説明

インクジェット記録媒体

【課題】光の映りこみが低減され、ぎらつき感の少ない美しい光沢感をもったインクジェット記録媒体の提供。
【解決手段】基材、金属層およびインク受容層をこの順で、または金属層、基材およびインク受容層をこの順で積層したインクジェット記録媒体であって、前者では金属層と受容層、後者では金属層と基材の間の界面に差し渡し距離が0.1μmから3μmの凹凸を存在させる。

【発明の詳細な説明】
【技術分野】
【0001】
本発明は、インクジェット記録方式のプリンターを用いて印刷が可能なアイキャッチ効果の高い金属光沢感を持つ記録媒体に関する。
【背景技術】
【0002】
近年、インクジェット記録方式を用いてアイキャッチ効果の高い印刷物を得るため、金属光沢感をもつインクジェット記録画像の開発が進められている。そのためのインクジェット記録媒体としてポリエチレンテレフタレートフィルムにアルミ蒸着を行い、該フィルムの蒸着を施した面の反対面に記録層を設けた記録シートや特許文献1にあるような支持体の一方の面に接着樹脂層、金属箔、記録層を順次積層してなる金属光沢記録媒体が提案されている。
【0003】
上記の基材、金属膜およびインク受容層からなるインクジェット記録媒体では、金属膜からなる金属層により高い光沢性が得られる半面、金属層の表面の反射により屋内照明の映りこみやぎらつき感などの反射光による印刷物の品質悪化が予想外に大きいことが判明した。
【先行技術文献】
【特許文献】
【0004】
【特許文献1】特開平11−327442号公報
【発明の開示】
【発明が解決しようとする課題】
【0005】
本発明の目的は、光の映りこみが低減され、ぎらつき感の少ない美しい光沢感をもったインクジェット記録媒体の提供である。
【課題を解決するための手段】
【0006】
上記目的の解決手段は下記の通りである。
すなわち、本発明1のインクジェット記録媒体は、少なくとも基材、金属層およびインク受容層からなるインクジェット記録媒体において、前記基材と前記インク受容層の間に前記金属層が設けられ、前記金属層のインク受容層側の界面に、差し渡し距離が0.1μmから3μmの凹凸が存在することを特徴とする。
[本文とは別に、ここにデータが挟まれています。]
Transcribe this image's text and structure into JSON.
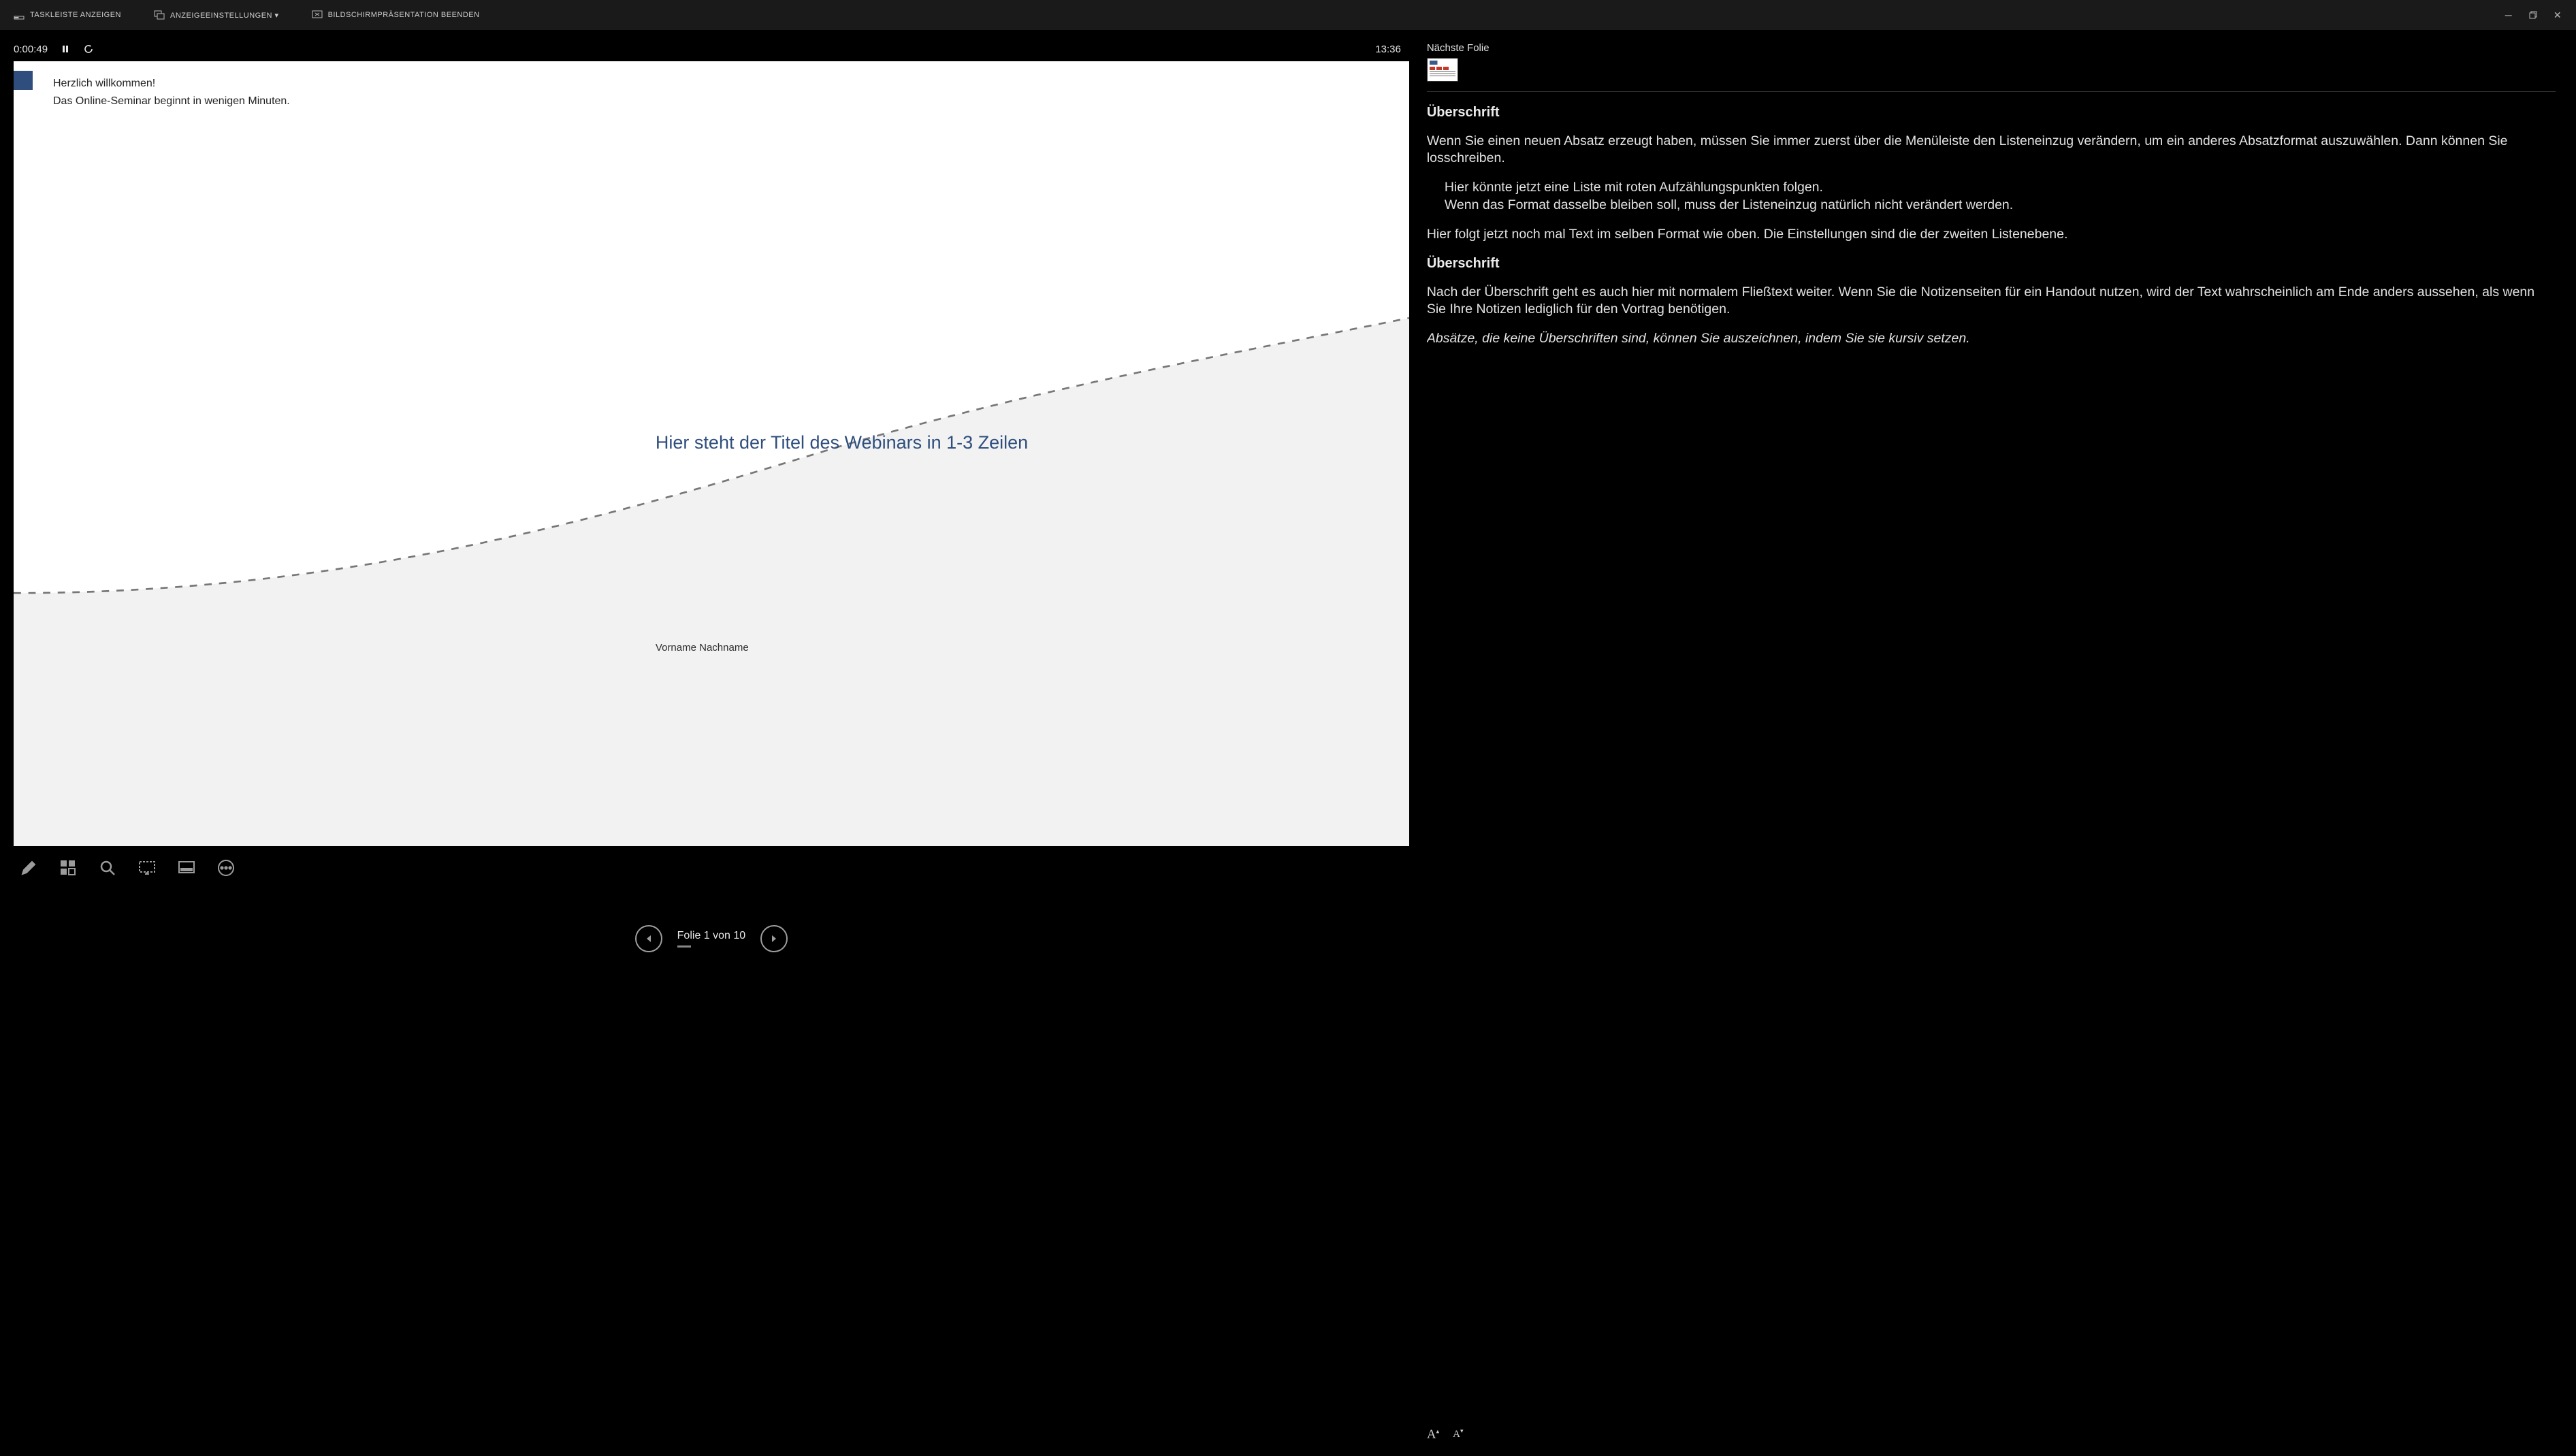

差し渡し距離0.1μmから3μmの凹凸が存在するとは、この距離範囲の中に入る様々な差し渡し距離を持つ凹凸が多数、界面に分布していることを意味する。
この差し渡し距離は、例えば、室内灯の光源の映り込みが見えなければ、上記の範囲内にあると判断できる。
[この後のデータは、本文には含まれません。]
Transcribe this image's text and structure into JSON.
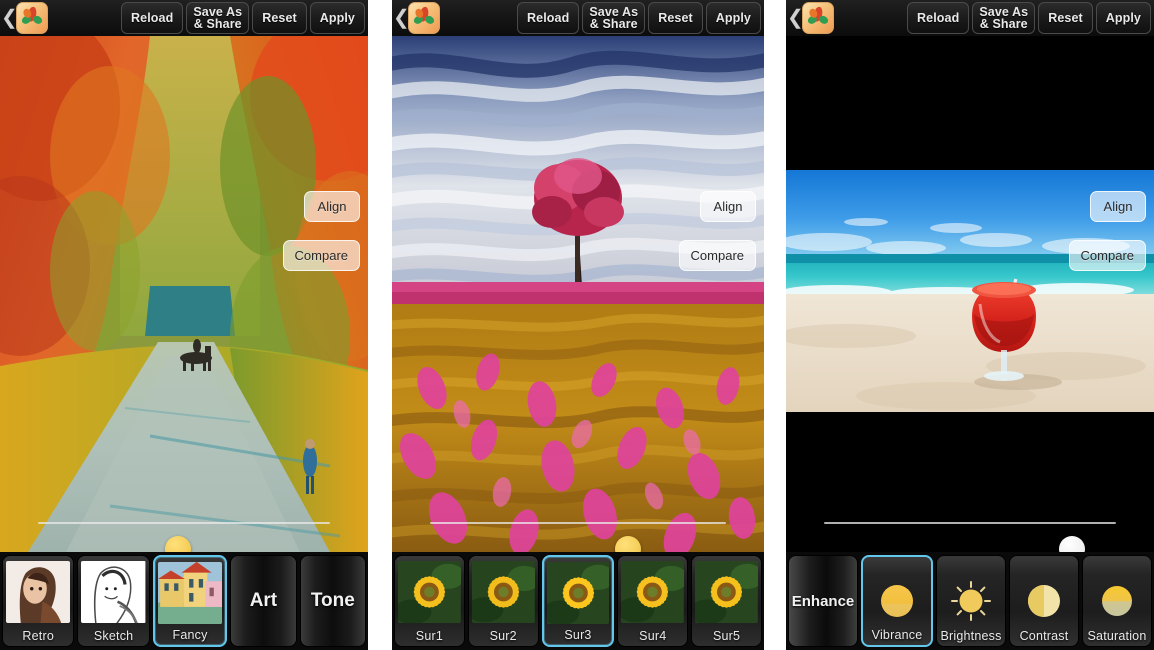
{
  "app": {
    "logo_icon": "leaf-palette-icon",
    "back_icon": "back-chevron-icon"
  },
  "toolbar": {
    "reload_label": "Reload",
    "save_label_line1": "Save As",
    "save_label_line2": "& Share",
    "reset_label": "Reset",
    "apply_label": "Apply"
  },
  "overlay": {
    "align_label": "Align",
    "compare_label": "Compare"
  },
  "colors": {
    "selected_border": "#63c7ec",
    "knob_gold": "#f6cf5c",
    "knob_white": "#ffffff",
    "toolbar_bg": "#141414",
    "filmstrip_bg": "#0a0a0a"
  },
  "panels": [
    {
      "id": "panel-art",
      "photo_name": "autumn-tree-lined-path-painting",
      "photo_alt": "Autumn avenue with orange and green trees, horse rider and walking figure on a paved path",
      "slider": {
        "value_percent": 48,
        "knob_color": "gold"
      },
      "filmstrip": [
        {
          "name": "retro",
          "label": "Retro",
          "type": "thumb",
          "thumb": "portrait-retro-thumb",
          "selected": false
        },
        {
          "name": "sketch",
          "label": "Sketch",
          "type": "thumb",
          "thumb": "portrait-sketch-thumb",
          "selected": false
        },
        {
          "name": "fancy",
          "label": "Fancy",
          "type": "thumb",
          "thumb": "village-houses-thumb",
          "selected": true
        },
        {
          "name": "art",
          "label": "Art",
          "type": "text",
          "selected": false
        },
        {
          "name": "tone",
          "label": "Tone",
          "type": "text",
          "selected": false
        }
      ]
    },
    {
      "id": "panel-surreal",
      "photo_name": "red-tree-field-painting",
      "photo_alt": "Painterly landscape: blue and white swirling sky, red tree, pink horizon band and golden field with magenta flowers",
      "slider": {
        "value_percent": 67,
        "knob_color": "gold"
      },
      "filmstrip": [
        {
          "name": "sur1",
          "label": "Sur1",
          "type": "thumb",
          "thumb": "sunflower-thumb",
          "selected": false
        },
        {
          "name": "sur2",
          "label": "Sur2",
          "type": "thumb",
          "thumb": "sunflower-thumb",
          "selected": false
        },
        {
          "name": "sur3",
          "label": "Sur3",
          "type": "thumb",
          "thumb": "sunflower-thumb",
          "selected": true
        },
        {
          "name": "sur4",
          "label": "Sur4",
          "type": "thumb",
          "thumb": "sunflower-thumb",
          "selected": false
        },
        {
          "name": "sur5",
          "label": "Sur5",
          "type": "thumb",
          "thumb": "sunflower-thumb",
          "selected": false
        }
      ]
    },
    {
      "id": "panel-enhance",
      "photo_name": "beach-cocktail-photo",
      "photo_alt": "Red frozen cocktail in a glass on white sand with turquoise sea and blue sky, letterboxed with black bars",
      "slider": {
        "value_percent": 85,
        "knob_color": "white"
      },
      "filmstrip": [
        {
          "name": "enhance",
          "label": "Enhance",
          "type": "text",
          "selected": false
        },
        {
          "name": "vibrance",
          "label": "Vibrance",
          "type": "icon",
          "icon": "vibrance-circle-icon",
          "selected": true
        },
        {
          "name": "brightness",
          "label": "Brightness",
          "type": "icon",
          "icon": "brightness-sun-icon",
          "selected": false
        },
        {
          "name": "contrast",
          "label": "Contrast",
          "type": "icon",
          "icon": "contrast-half-circle-icon",
          "selected": false
        },
        {
          "name": "saturation",
          "label": "Saturation",
          "type": "icon",
          "icon": "saturation-gradient-circle-icon",
          "selected": false
        }
      ]
    }
  ]
}
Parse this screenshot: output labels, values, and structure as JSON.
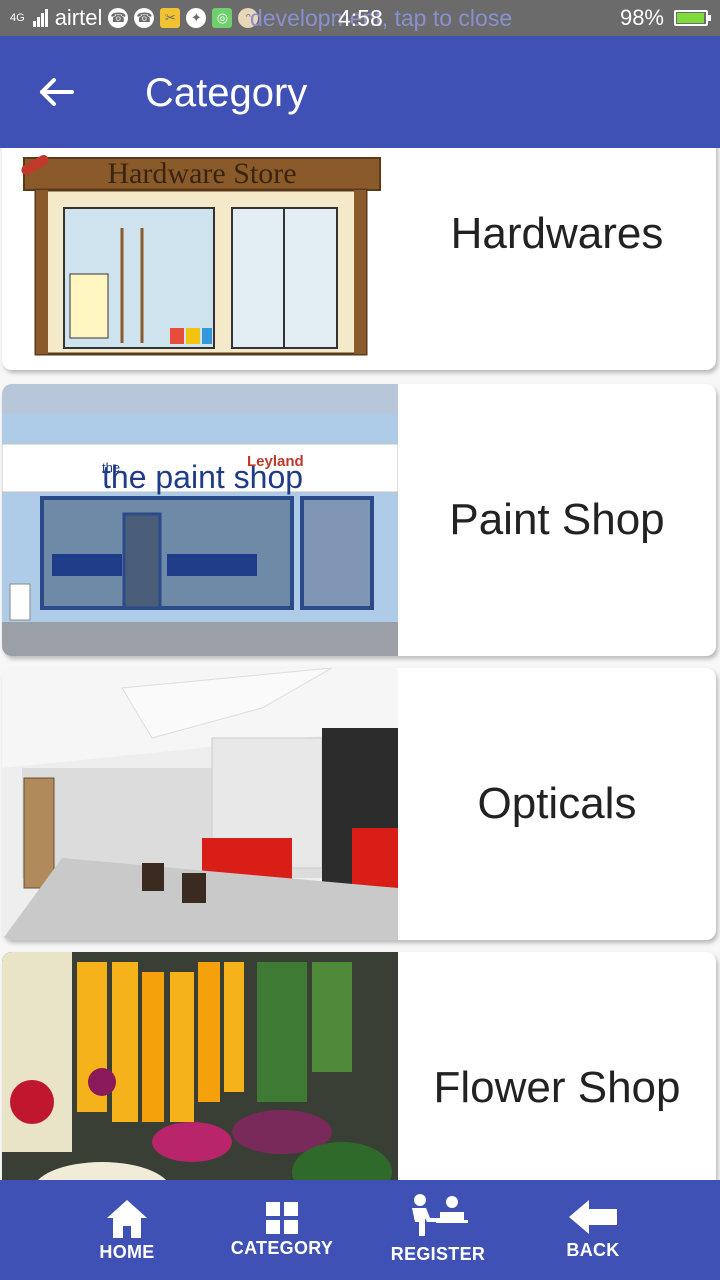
{
  "status_bar": {
    "network": "4G",
    "carrier": "airtel",
    "notice": "development, tap to close",
    "time": "4:58",
    "battery": "98%",
    "battery_level": 0.98
  },
  "app_bar": {
    "title": "Category",
    "back_icon": "arrow-left-icon"
  },
  "categories": [
    {
      "label": "Hardwares",
      "image_text": "Hardware Store"
    },
    {
      "label": "Paint Shop",
      "image_text": "the paint shop",
      "image_brand": "Leyland"
    },
    {
      "label": "Opticals"
    },
    {
      "label": "Flower Shop"
    }
  ],
  "bottom_nav": [
    {
      "label": "HOME",
      "icon": "home-icon"
    },
    {
      "label": "CATEGORY",
      "icon": "category-grid-icon"
    },
    {
      "label": "REGISTER",
      "icon": "register-people-icon"
    },
    {
      "label": "BACK",
      "icon": "back-arrow-icon"
    }
  ],
  "colors": {
    "primary": "#3f51b5",
    "status_bar": "#6b6b6b"
  }
}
本発明により、高い光沢感をもち、アイキャッチ効果も高く、且つぎらつき感など不快な輝きを低減できる。前記基材は透明基材でも不透明基材でもよい。
【0007】
発明1において、金属層とインク受容層の間には、金属材料と有機あるいは無機材料との層間密着性を向上させるためのプライマー層が形成されていてもよく、この場合には前記プライマー層のインク受容層側の界面に差し渡し距離が0.1μmから3μmの凹凸が存在することで、発明1と同様、高い光沢感をもち、アイキャッチ効果も高く、且つぎらつき感など不快な輝きが低減されたインクジェット記録媒体とすることができる。
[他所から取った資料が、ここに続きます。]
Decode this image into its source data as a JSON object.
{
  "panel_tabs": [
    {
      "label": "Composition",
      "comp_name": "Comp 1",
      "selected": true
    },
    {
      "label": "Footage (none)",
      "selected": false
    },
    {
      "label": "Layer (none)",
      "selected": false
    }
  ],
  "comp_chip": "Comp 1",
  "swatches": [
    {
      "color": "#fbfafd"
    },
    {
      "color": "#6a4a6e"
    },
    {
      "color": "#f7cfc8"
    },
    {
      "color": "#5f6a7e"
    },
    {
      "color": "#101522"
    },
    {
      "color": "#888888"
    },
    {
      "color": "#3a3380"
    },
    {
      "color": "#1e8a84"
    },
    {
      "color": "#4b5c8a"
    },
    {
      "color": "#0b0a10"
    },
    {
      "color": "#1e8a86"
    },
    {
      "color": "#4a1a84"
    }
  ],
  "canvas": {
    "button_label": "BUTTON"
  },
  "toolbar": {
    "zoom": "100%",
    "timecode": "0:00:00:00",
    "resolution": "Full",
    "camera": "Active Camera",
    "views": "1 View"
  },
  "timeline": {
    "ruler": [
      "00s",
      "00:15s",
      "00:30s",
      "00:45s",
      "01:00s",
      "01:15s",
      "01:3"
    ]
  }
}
即ち、発明2のインクジェット記録媒体は、少なくとも基材、金属層およびインク受容層からなるインクジェット記録媒体において、前記基材と前記インク受容層の間に前記金属層が設けられるとともに、更にこの前記金属層のインク受容層側にプライマー層が設けられ、このプライマー層のインク受容層側の界面に、差し渡し距離が0.1μmから3μmの凹凸が存在することを特徴とする。
【0008】
発明3は、発明1または発明2において更に、
前記金属層の表面または前記金属層の前記インク受容層側に設けられたプライマー層の表面を差し渡し距離が0.1μmから3μmの凹凸状にした後にインク受容層を成膜したものであることを特徴とする。
【0009】
発明4は、発明1または発明2において更に、
前記金属層の表面または前記金属層の前記インク受容層側に設けられたプライマー層の表面に差し渡し距離が0.1μmから3μmの微粒子が分散された状態にした後にインク受容層を成膜したものであることを特徴とする。
発明4では、微粒子はプライマー層の塗布液の中に分散してのち、塗布してもよい。
このときはプライマー層の厚みは微粒子の平均径より薄いことが望ましい。
発明1から4においては、ぎらつき感低減の他にインクの密着性の改良効果も有する。
【0010】
発明5は、
少なくとも基材、金属層およびインク受容層からなるインクジェット記録媒体において、前記基材が前記金属層とインク受容層の間に設けられ且つ透明基材であって、
前記金属層の前記透明基材側の界面に、差し渡し距離が0.1μmから3μmの凹凸が存在することを特徴とする。
差し渡し距離0.1μmから3μmの凹凸が存在するとは、この距離範囲の中に入る様々な差し渡し距離を持つ凹凸が多数、界面に分布していることを意味する。
この差し渡し距離は、例えば、室内灯の光源の映り込みが見えなければ、上記の範囲内にあると判断できる。
本発明により、高い光沢感をもち、アイキャッチ効果も高く、且つぎらつき感など不快な輝きを低減できる。
【0011】
発明5において、金属層と透明基材の間には、金属材料と有機あるいは無機材料との層間密着性を向上させるためのプライマー層が形成されていてもよく、この場合には前記プライマー層の金属層側の界面に差し渡し距離が0.1μmから3μmの凹凸が存在することで、発明5と同様、高い光沢感をもち、アイキャッチ効果も高く、且つぎらつき感など不快な輝きが低減されたインクジェット記録媒体とすることができる。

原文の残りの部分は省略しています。